The shareholder hasn't received a response since June. I sent my questions to 11 bit on July 1st. It's the holiday season, so I decided to wait longer than usual for a response, but the silence persisted. Finally, on July 16th, I contacted Mr. Dariusz Wolak, who is responsible for investor relations at the company, since the media channel wasn't working.

Despite presenting the matter by phone and requesting comment, or better yet, a response to the question, the next two weeks or more yielded no response. As with the request for comment from SII, 11 bit studios remains silent, employing the tactic of sweeping the matter under the rug.

When it came to presenting the vision of success to investors, we could see quotes in the media from CEO Przemysław Marszał, who said a year ago: “We assume that in terms of results, the years 2024-2026 will be record-breaking for 11 bit studios.”

When it comes to explaining the failure, there's a deafening silence. It's worth noting that the net result for 2024 (PLN 6.9 million) is historically only ninth (due to write-offs) since the company went public in 2010. It was therefore a long way from breaking records, although it's worth emphasizing that revenues in 2024 (PLN 140.5 million) were indeed record-breaking, PLN 53.44 million higher than the second-placed company in 2020.

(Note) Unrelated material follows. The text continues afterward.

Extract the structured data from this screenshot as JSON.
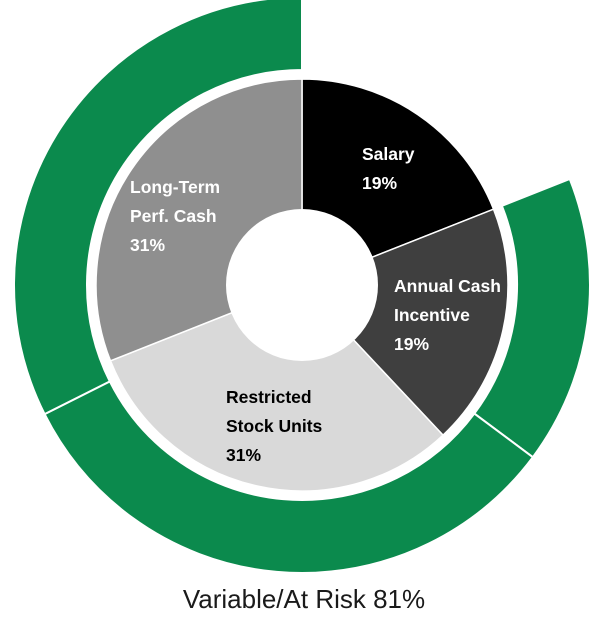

The law exists, but its enforcement is sometimes ineffective.

To draw conclusions from the described case of 11 bit studios, related to shareholders' rights to information, especially at the AGM, for other investors in similar situations, I asked an expert for comment on their rights in this regard. Attorney Michał Sowiński from Graś i Wspólnicy Kancelaria Prawna responded to my questions.

The right to information at the General Meeting

Pursuant to Article 428 §1 of the Commercial Companies Code, during the General Meeting, the Management Board is obligated to provide a shareholder, upon request, with information concerning the company, if this is necessary for the assessment of a matter on the agenda. A Management Board member may refuse to provide information if providing it could constitute grounds for criminal, civil, or administrative liability. The Management Board may refuse to provide information if it could cause damage to the company, an affiliated company, or a subsidiary or cooperative. The Management Board may provide information in writing outside the General Meeting if there are compelling reasons to do so.

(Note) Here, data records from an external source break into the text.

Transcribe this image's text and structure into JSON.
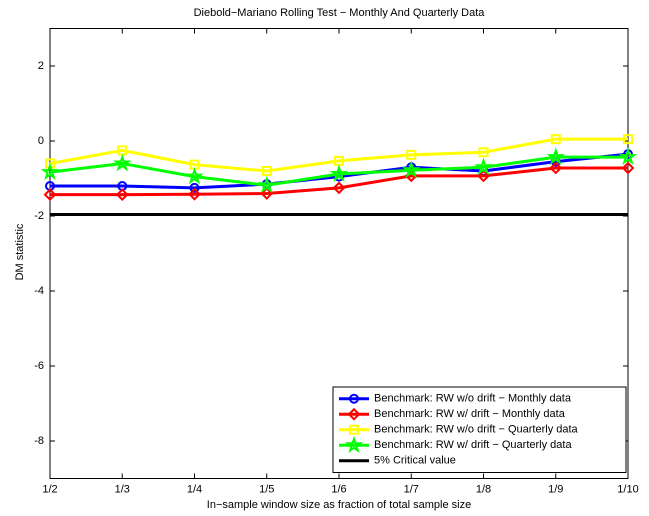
{
  "chart_data": {
    "type": "line",
    "title": "Diebold−Mariano Rolling Test − Monthly And Quarterly Data",
    "xlabel": "In−sample window size as fraction of total sample size",
    "ylabel": "DM statistic",
    "categories": [
      "1/2",
      "1/3",
      "1/4",
      "1/5",
      "1/6",
      "1/7",
      "1/8",
      "1/9",
      "1/10"
    ],
    "ylim": [
      -9,
      3
    ],
    "yticks": [
      2,
      0,
      -2,
      -4,
      -6,
      -8
    ],
    "legend": "lower right",
    "series": [
      {
        "name": "Benchmark: RW w/o drift − Monthly data",
        "color": "#0000ff",
        "marker": "circle",
        "values": [
          -1.2,
          -1.2,
          -1.25,
          -1.15,
          -0.95,
          -0.7,
          -0.8,
          -0.55,
          -0.35
        ]
      },
      {
        "name": "Benchmark: RW w/ drift − Monthly data",
        "color": "#ff0000",
        "marker": "diamond",
        "values": [
          -1.43,
          -1.43,
          -1.42,
          -1.4,
          -1.25,
          -0.93,
          -0.93,
          -0.72,
          -0.72
        ]
      },
      {
        "name": "Benchmark: RW w/o drift − Quarterly data",
        "color": "#ffff00",
        "marker": "square",
        "values": [
          -0.6,
          -0.25,
          -0.63,
          -0.8,
          -0.53,
          -0.37,
          -0.3,
          0.05,
          0.05
        ]
      },
      {
        "name": "Benchmark: RW w/ drift − Quarterly data",
        "color": "#00ff00",
        "marker": "star",
        "values": [
          -0.83,
          -0.6,
          -0.95,
          -1.18,
          -0.88,
          -0.78,
          -0.7,
          -0.43,
          -0.43
        ]
      },
      {
        "name": "5% Critical value",
        "color": "#000000",
        "marker": "none",
        "values": [
          -1.96,
          -1.96,
          -1.96,
          -1.96,
          -1.96,
          -1.96,
          -1.96,
          -1.96,
          -1.96
        ]
      }
    ]
  }
}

Legal doctrine holds that “important reasons” for providing a written response outside the General Meeting are considered particularly relevant in situations where further analysis or consultation is necessary and the matter cannot be resolved ad hoc. This may be due to the absence of a person with relevant knowledge or the need to obtain data from relevant company units. The Management Board is obligated to provide information no later than two weeks from the date the request is made during the General Meeting. If a shareholder submits a request for information regarding the company outside the General Meeting, the Management Board may provide the shareholder with the information in writing, taking into account the limitations arising from Article 428 § 2 of the Commercial Companies Code. Failure to respond without providing reasons constitutes a violation of Article 428 of the Commercial Companies Code.

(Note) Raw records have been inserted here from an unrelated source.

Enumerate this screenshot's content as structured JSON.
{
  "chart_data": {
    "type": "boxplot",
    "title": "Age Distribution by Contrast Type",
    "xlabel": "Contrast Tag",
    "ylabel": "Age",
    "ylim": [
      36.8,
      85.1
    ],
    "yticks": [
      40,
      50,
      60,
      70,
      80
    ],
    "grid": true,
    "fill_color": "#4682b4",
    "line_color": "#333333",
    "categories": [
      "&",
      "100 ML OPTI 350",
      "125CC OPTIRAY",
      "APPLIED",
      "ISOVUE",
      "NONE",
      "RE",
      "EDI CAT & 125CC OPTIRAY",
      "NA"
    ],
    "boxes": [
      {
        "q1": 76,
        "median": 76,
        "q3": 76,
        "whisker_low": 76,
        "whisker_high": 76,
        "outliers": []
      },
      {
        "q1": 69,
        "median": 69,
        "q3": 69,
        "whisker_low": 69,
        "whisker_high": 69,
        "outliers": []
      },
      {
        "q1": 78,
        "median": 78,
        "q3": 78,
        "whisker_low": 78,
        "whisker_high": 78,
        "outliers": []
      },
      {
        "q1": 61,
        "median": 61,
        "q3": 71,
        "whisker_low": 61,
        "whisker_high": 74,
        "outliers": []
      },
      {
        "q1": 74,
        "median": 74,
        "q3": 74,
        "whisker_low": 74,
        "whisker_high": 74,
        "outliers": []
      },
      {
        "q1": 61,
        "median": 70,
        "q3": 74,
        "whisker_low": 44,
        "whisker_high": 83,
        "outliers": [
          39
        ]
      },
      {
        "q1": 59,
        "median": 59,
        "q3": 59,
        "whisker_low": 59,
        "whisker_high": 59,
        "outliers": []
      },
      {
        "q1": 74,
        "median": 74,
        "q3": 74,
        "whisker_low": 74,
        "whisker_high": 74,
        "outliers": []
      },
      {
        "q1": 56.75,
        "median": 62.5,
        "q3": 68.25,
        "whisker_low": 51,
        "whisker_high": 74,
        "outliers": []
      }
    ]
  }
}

A shareholder who is refused disclosure of requested information during the General Meeting and who objects to the minutes may file a motion with the registry court to compel the management board to provide the information (Article 429 of the Commercial Companies Code). The motion must be filed within one week of the conclusion of the General Meeting at which the information was refused. The shareholder may also file a motion with the registry court to compel the company to publish information provided to another shareholder outside the General Meeting. Failure to respond may also justify notifying the Polish Financial Supervision Authority (KNF) or considering appealing the resolutions. It follows from the above that Polish law protects the right to information, but enforcement mechanisms require strengthening, and in practice, their enforcement can be difficult.